10- King Thutmose IV
King Thutmose IV is the son of King Amenhotep II.
The “Dream Stela,” erected by Thutmose IV between the paws of the Great Sphinx at Giza, tells of how, as a young prince, he fell asleep in the shade of this colossal figure while hunting in the desert nearby. The Sphinx appeared to him in his dreams and instructed him to clear away the sand that covered its body and in return he would be made the next pharaoh.
The mummy of the king was discovered in 1898 in the tomb of Amenhotep II (KV 35).
11- King Amenhotep III
King Amenhotep III is the son of Thutmose IV, New Kingdom, Dynasty 18
After ascending the throne as a teenager, Amenhotep III ruled for 37 or 38 years. His Great Royal Wife was Tiye, daughter of a powerful provincial family from Akhmim.
His memorial temple at Kom El-Hittan was fronted by huge statues now known as the Colossi of Memnon. A colossi statue of Amenhotep III and Tiye, a symbol of their strong bond and eternal power, is an iconic sight at the Egyptian Museum in Cairo.
The King’s mummy was discovered in 1898 in the tomb of Amenhotep II (KV 35).
12- Queen Tiye
Queen Tiye is the daughter of Yuya and Tuya, New Kingdom, 18th Dynasty
Queen Tiye was the wife of Amenhotep III, one of Egypt’s most successful rulers.  Her mummy was discovered in 1898 in the tomb of Amenhotep II (KV 35).
13- King Seti I
Son of Ramses I, the founder of the 19th Dynasty, New Kingdom. Seti I ruled Egypt for at least 21 years. He commanded various campaigns to reimpose Egyptian authority abroad. He also led a battle against the Hittites. These military activities and victories were carefully recorded at Karnak, in the temple of Amun.
His principal Queen was Tuya. Together, they had at least three children, one of whom became the next King, Ramses II.
The tomb of Seti I in the Valley of the Kings (KV 17) is one of the best preserved and most beautiful of the royal sepulchers. The wall decoration retains its vivid colours.
His mummy was discovered in 1898 in the tomb of Amenhotep II (KV 35) at Valley of the Kings in Luxor.
14- King Ramses II
He is the most famous of the New Kingdom pharaohs, Ramses II succeeded his father Seti I and became king at the age of between 25 and 30. He enjoyed a long reign, ruling for 67 years and left a well-recorded legacy.
His Great Royal Wife was Nefertari, for whom he built a temple near his own in Abu Simbel. Her tomb in the Valley of the Queens is perhaps the most beautiful sepulcher in the Theban Necropolis.

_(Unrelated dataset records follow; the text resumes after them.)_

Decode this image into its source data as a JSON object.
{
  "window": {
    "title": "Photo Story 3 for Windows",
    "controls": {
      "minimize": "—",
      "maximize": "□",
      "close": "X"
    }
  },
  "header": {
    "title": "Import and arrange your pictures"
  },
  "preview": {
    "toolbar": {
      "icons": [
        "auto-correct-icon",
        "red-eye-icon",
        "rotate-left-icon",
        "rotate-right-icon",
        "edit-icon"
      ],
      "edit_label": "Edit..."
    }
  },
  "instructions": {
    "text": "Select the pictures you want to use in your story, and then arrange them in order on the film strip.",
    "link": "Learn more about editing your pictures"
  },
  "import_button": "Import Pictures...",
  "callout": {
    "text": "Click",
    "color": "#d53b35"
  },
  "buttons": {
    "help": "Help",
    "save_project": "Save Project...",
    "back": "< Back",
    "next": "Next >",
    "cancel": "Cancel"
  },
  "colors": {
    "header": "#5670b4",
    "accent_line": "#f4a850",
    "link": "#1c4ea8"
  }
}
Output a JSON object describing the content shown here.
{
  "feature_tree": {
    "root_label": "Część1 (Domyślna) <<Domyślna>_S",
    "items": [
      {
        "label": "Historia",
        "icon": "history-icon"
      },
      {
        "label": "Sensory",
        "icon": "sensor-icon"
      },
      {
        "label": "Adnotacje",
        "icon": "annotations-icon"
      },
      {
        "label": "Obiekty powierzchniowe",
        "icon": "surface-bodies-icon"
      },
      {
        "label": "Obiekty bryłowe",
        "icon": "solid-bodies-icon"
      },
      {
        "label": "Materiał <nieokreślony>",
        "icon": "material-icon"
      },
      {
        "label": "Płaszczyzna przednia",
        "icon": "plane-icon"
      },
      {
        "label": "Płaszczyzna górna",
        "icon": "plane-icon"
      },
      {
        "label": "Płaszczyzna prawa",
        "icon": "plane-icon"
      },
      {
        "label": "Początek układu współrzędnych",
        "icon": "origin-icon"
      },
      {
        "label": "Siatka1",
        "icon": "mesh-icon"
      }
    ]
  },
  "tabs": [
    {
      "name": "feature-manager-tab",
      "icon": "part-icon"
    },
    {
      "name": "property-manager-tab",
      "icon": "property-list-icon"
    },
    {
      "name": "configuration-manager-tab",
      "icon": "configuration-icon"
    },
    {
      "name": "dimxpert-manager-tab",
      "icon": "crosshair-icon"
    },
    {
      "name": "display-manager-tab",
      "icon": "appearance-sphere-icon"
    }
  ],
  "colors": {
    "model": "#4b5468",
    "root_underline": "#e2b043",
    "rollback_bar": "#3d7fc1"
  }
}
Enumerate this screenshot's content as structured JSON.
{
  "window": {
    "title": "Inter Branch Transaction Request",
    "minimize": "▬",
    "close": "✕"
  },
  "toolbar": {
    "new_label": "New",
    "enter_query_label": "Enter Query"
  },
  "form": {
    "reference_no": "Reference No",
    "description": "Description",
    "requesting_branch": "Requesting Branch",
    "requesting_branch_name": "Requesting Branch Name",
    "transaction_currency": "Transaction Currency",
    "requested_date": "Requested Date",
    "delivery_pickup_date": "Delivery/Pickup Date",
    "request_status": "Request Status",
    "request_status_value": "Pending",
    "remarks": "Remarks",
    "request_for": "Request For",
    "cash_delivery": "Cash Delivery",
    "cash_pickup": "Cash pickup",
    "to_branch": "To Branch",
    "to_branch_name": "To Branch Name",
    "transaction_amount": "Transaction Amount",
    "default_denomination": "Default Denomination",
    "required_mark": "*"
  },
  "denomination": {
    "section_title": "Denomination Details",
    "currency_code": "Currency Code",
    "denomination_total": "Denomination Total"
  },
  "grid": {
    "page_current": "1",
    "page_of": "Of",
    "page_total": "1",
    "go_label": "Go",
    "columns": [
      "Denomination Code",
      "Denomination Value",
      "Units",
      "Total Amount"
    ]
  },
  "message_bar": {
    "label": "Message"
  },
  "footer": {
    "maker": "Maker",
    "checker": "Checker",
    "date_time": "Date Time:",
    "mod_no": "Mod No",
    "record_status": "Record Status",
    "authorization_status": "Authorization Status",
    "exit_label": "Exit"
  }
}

Ramses II is remembered as a great warrior at the Battle of Kadesh, in which he fought against the Hittites. He signed the first known peace treaty in history with the Hittites.
This pharaoh built temples almost everywhere in Egypt. The most famous of his projects is Abu Simbel, the Ramesseum, dedicated to his mortuary cult.
The Mummy of the king was discovered in the El-Deir el-Bahari cachette (TT 320).
15- King Merenptah
King Merenptah is from the 19th Dynasty of the New Kingdom. He was the son of Ramses II. Due to his father’s very long reign, he ascended the throne at a more advanced age and ruled for only about 11 years. He also engaged in a number of military campaigns.
His mummy was discovered in 1898 in the tomb of Amenhotep II (KV 35).
16- King Seti II
King Seti II is the son of King Merenptah. He is the fifth pharaoh of Dynasty 19, Seti II ruled for almost six years.
His mummy was discovered in 1898 in the tomb of Amenhotep II (KV 35) at the Valley of the Kings. The king was found enshrouded in many layers of exceptionally fine linen. For the most part, Seti II’s facial features are well-preserved, small faience amulets, including scarabs, wedjat eyes, and sphinxes were found on strings wrapped around the lower part of the mummy.
17- King Siptah
King Siptah, came to the throne as a boy, placed there by a powerful official named Bay. Since he was too young to rule alone, his stepmother Tawosret, wife of Seti II, took on the role of regent.
His mummy was discovered in 1898 in the tomb of Amenhotep II (KV 35) in Valley of the Kings, Luxor. The mummy was found wrapped in many layers of linen. Studies revealed that he died very young, before the age of twenty.
18- King Ramses III
King Ramses III is the son of King Setnakht, from the 20th Dynasty of the New Kingdom.
After the deaths of Siptah and Tawosret, last rulers of the 19th Dynasty, the throne of Egypt passed to a king named Setnakht, who ruled for only a few years and was then succeeded by his son, Ramses III. This king is considered the last of the great “warrior pharaohs” of the New Kingdom.
Ramses III fought a number of notable battles and is remembered as skilled in the art of warfare.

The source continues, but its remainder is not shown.